Another issue concerns trade with totalitarian countries in which their prices are totally artificial. One famous example involved communist Poland, which had no golf courses yet began exporting motorized golf carts at predetermined artificial prices that threatened all U.S. producers. I imagine that several in the audience would have recommended that the U.S. government do nothing. After all, the consumer will benefit. In the long term, we will all be better.
Juan de Mariana was not indifferent to the poor. The invisible hand of the market was not enough. He would have liked people to give generously to support the poor and create enough charitable organizations to assist all the poor and homeless. But since he doubted this would happen, he recommended forming various forms of institutions to help orphans, the elderly, the homeless, and the sick. Like John Locke and many authors held in esteem by those who love liberty, he recognized that God created the riches of the world for all, but that after Original Sin, private property was essential.
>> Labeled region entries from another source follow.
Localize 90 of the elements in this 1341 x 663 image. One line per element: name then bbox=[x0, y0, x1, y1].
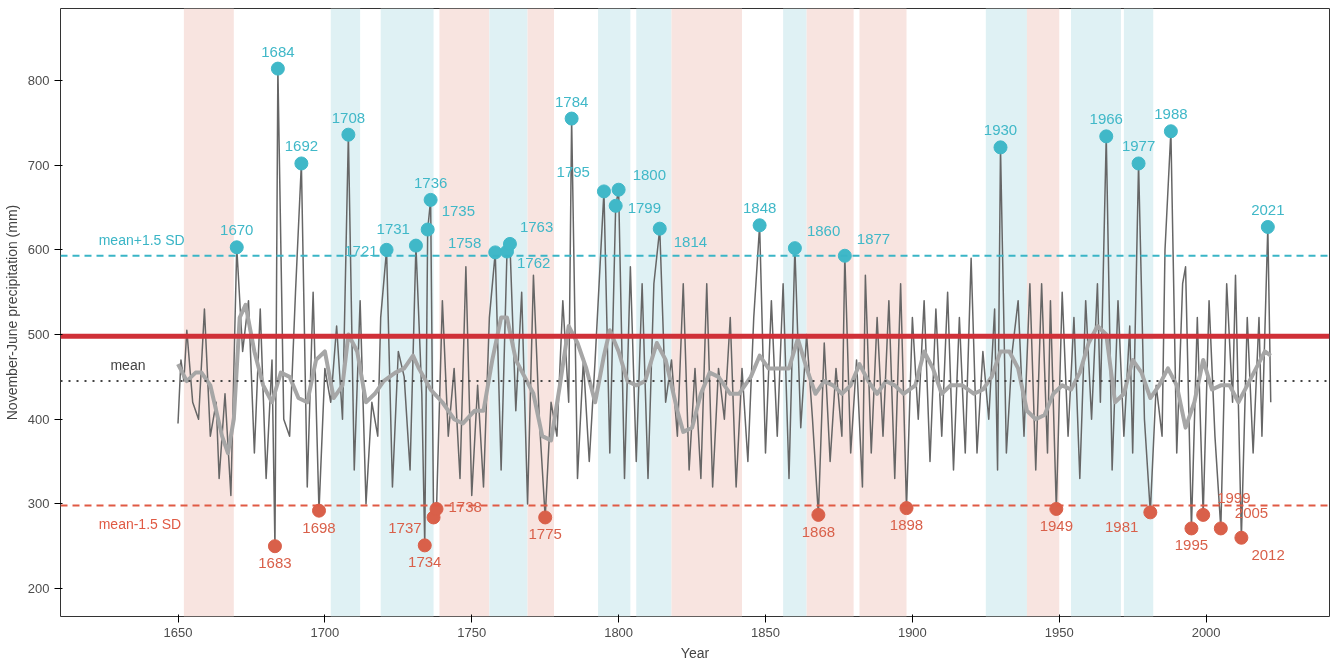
point bbox=[1049, 501, 1064, 516]
annotation: 1736 bbox=[413, 173, 448, 191]
annotation: 1737 bbox=[388, 519, 422, 537]
x-tick-label: 1800 bbox=[604, 624, 634, 640]
point bbox=[1260, 219, 1275, 234]
point bbox=[1234, 530, 1249, 545]
annotation: 1930 bbox=[983, 121, 1018, 139]
point bbox=[429, 501, 444, 516]
point bbox=[270, 61, 285, 76]
annotation: 1800 bbox=[632, 165, 666, 183]
point bbox=[341, 127, 356, 142]
y-tick-label: 500 bbox=[27, 327, 50, 343]
x-tick-label: 1900 bbox=[897, 624, 927, 640]
point bbox=[420, 222, 435, 237]
x-axis-title: Year bbox=[680, 644, 710, 661]
annotation: 1995 bbox=[1174, 536, 1209, 554]
y-tick-label: 400 bbox=[27, 411, 50, 427]
y-tick-label: 300 bbox=[27, 496, 50, 512]
annotation: 1981 bbox=[1104, 518, 1139, 536]
point bbox=[837, 248, 852, 263]
point bbox=[502, 236, 517, 251]
annotation: 2012 bbox=[1251, 545, 1285, 563]
annotation: 1868 bbox=[801, 522, 836, 540]
annotation: 1683 bbox=[258, 554, 292, 572]
point bbox=[564, 111, 579, 126]
annotation: 1738 bbox=[448, 497, 482, 515]
point bbox=[1143, 505, 1158, 520]
x-tick-label: 1700 bbox=[310, 624, 340, 640]
point bbox=[1196, 507, 1211, 522]
line-series bbox=[176, 302, 1273, 456]
y-tick-label: 700 bbox=[27, 157, 50, 173]
annotation: 1692 bbox=[284, 137, 319, 155]
annotation: 1731 bbox=[376, 219, 410, 237]
point bbox=[611, 182, 626, 197]
point bbox=[408, 238, 423, 253]
ref-line-label: mean-1.5 SD bbox=[98, 515, 182, 532]
y-tick-label: 600 bbox=[27, 242, 50, 258]
annotation: 1799 bbox=[627, 198, 662, 216]
annotation: 1898 bbox=[889, 516, 924, 534]
point bbox=[1213, 521, 1228, 536]
point bbox=[267, 539, 282, 554]
annotation: 1966 bbox=[1089, 110, 1123, 128]
point bbox=[423, 192, 438, 207]
y-tick-label: 800 bbox=[27, 72, 50, 88]
point bbox=[312, 503, 326, 518]
x-tick-label: 1650 bbox=[163, 624, 193, 640]
point bbox=[229, 240, 244, 255]
annotation: 1763 bbox=[519, 217, 554, 235]
point bbox=[417, 538, 432, 553]
point bbox=[899, 501, 914, 516]
point bbox=[652, 221, 667, 236]
annotation: 1758 bbox=[447, 234, 482, 252]
annotation: 1775 bbox=[528, 525, 562, 543]
annotation: 1860 bbox=[806, 222, 841, 240]
point bbox=[608, 198, 623, 213]
point bbox=[379, 242, 394, 257]
annotation: 1949 bbox=[1039, 516, 1073, 534]
x-tick-label: 1950 bbox=[1044, 624, 1074, 640]
point bbox=[752, 218, 767, 233]
annotation: 1708 bbox=[331, 108, 366, 126]
point bbox=[294, 156, 309, 171]
annotation: 1814 bbox=[673, 232, 708, 250]
point bbox=[811, 507, 826, 522]
annotation: 1977 bbox=[1121, 137, 1156, 155]
y-axis-title: November-June precipitation (mm) bbox=[3, 204, 20, 421]
x-tick-label: 1850 bbox=[751, 624, 780, 640]
ref-line-label: mean+1.5 SD bbox=[98, 231, 185, 248]
annotation: 2021 bbox=[1251, 200, 1285, 218]
y-tick-label: 200 bbox=[27, 581, 50, 597]
point bbox=[596, 184, 611, 199]
point bbox=[1099, 129, 1114, 144]
annotation: 1734 bbox=[408, 553, 442, 571]
annotation: 1877 bbox=[856, 229, 891, 247]
annotation: 1762 bbox=[517, 253, 551, 271]
annotation: 1988 bbox=[1154, 105, 1188, 123]
annotation: 1684 bbox=[261, 42, 295, 60]
ref-line-label: mean bbox=[110, 357, 146, 374]
annotation: 1735 bbox=[441, 201, 476, 219]
x-tick-label: 1750 bbox=[457, 624, 487, 640]
point bbox=[787, 241, 802, 256]
point bbox=[1163, 124, 1178, 139]
point bbox=[1184, 521, 1199, 536]
annotation: 1698 bbox=[302, 518, 336, 536]
point bbox=[538, 510, 553, 525]
x-tick-label: 2000 bbox=[1191, 624, 1221, 640]
annotation: 1670 bbox=[220, 221, 254, 239]
annotation: 1784 bbox=[554, 92, 589, 110]
annotation: 1848 bbox=[742, 199, 777, 217]
point bbox=[1131, 156, 1146, 171]
point bbox=[993, 140, 1008, 155]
Juan de Mariana shared many moments with friends of considerable wealth. But he clarified that one of the functions of the prince was to ensure that economic power and riches are not accumulated in a few hands. To this end, he did not propose wealth redistribution but the strengthening of commerce and industry by an economic policy of low taxes, fewer obstacles to production, and healthy companies.
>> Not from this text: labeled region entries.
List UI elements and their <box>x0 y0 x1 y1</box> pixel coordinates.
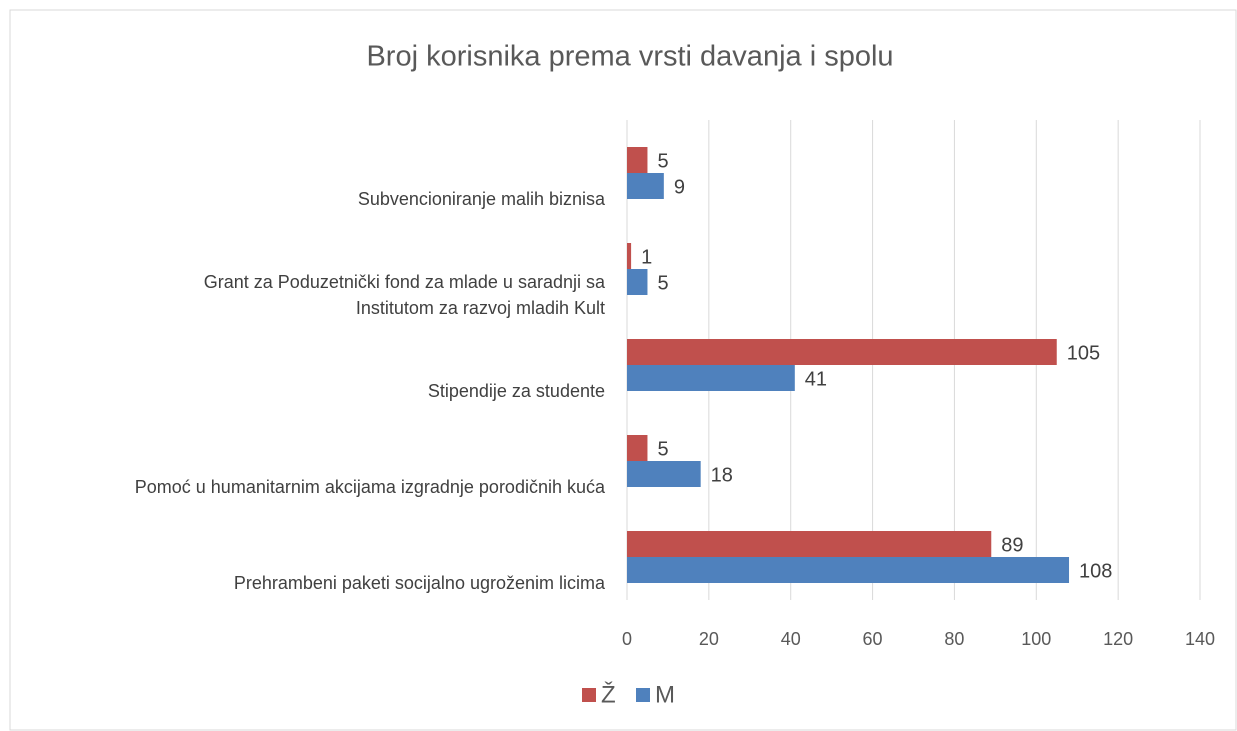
legend-label: Ž <box>601 681 616 708</box>
category-label: Grant za Poduzetnički fond za mlade u sa… <box>203 271 605 318</box>
value-label: 5 <box>657 150 668 172</box>
x-tick-label: 40 <box>781 629 801 649</box>
category-label: Subvencioniranje malih biznisa <box>357 188 605 209</box>
bar <box>627 147 648 173</box>
x-tick-label: 20 <box>699 629 719 649</box>
value-label: 5 <box>657 438 668 460</box>
value-label: 89 <box>1001 534 1023 556</box>
bar <box>627 461 701 487</box>
category-label: Prehrambeni paketi socijalno ugroženim l… <box>233 572 605 593</box>
bar <box>627 339 1057 365</box>
bar <box>627 269 648 295</box>
x-tick-label: 0 <box>622 629 632 649</box>
category-label: Stipendije za studente <box>427 380 605 401</box>
chart-title: Broj korisnika prema vrsti davanja i spo… <box>366 41 893 73</box>
x-tick-label: 120 <box>1103 629 1133 649</box>
bar <box>627 173 664 199</box>
legend-swatch <box>636 688 650 702</box>
value-label: 108 <box>1079 560 1112 582</box>
category-label: Pomoć u humanitarnim akcijama izgradnje … <box>134 476 605 497</box>
value-label: 105 <box>1067 342 1100 364</box>
x-tick-label: 80 <box>944 629 964 649</box>
value-label: 18 <box>711 464 733 486</box>
x-tick-label: 60 <box>863 629 883 649</box>
bar <box>627 531 992 557</box>
bar <box>627 243 632 269</box>
legend-swatch <box>582 688 596 702</box>
chart-border <box>9 9 1237 731</box>
bar <box>627 435 648 461</box>
bar <box>627 557 1070 583</box>
value-label: 9 <box>674 176 685 198</box>
legend-label: M <box>655 681 675 708</box>
x-tick-label: 100 <box>1021 629 1051 649</box>
value-label: 5 <box>657 272 668 294</box>
value-label: 1 <box>641 246 652 268</box>
value-label: 41 <box>805 368 827 390</box>
x-tick-label: 140 <box>1185 629 1215 649</box>
bar <box>627 365 795 391</box>
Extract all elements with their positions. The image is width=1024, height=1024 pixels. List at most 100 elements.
He was very concerned about corruption and favoritism. He said:
- “How sad it is for the republic, and how hateful for the common good, to see many enter the administration of public revenues poor, without any income, and see them after a few years happy and opulent!”
- “What is said, and what is seen, is miserable. It is said that in recent years there is no office or dignity that is not sold by the ministers with gifts and bribes, etc., up to the royal courtrooms and bishoprics. It must not be true, but it is miserable that it is said. We see the ministers out of the dust of the earth in a moment charged with thousands of duchies of rent. Where did this come from but from the blood of the poor, from the entrails of businessmen and suitors?”
To stop some of these abuses, Mariana recommended that all the officials of the king present the inventory of their assets before taking office. Public officials should be audited frequently, and the inventory would serve “so that at the time of the visit, they would often realize how [the officials] have won the rest” of their fortunes.
This problem came about, in part, because those who held public office came to power so indebted that they felt obliged to unjustly favor those who “secretly greased their palms.” Corruption was so great (“the bribes and swindles would not be counted,” Mariana said) that, of each peso destined for the royal treasury, only half reached the hands of the king. Since each note passed through many hands, it would “leave something in each part.”
Close to the subject of corruption is cronyism: capitalism (or socialism) restricted to cronies. Cronyism usually leads to unjust inequalities, often brought about illegally. These most often consist of immoral actions that will shut out competitors who have more talent but less access to political power.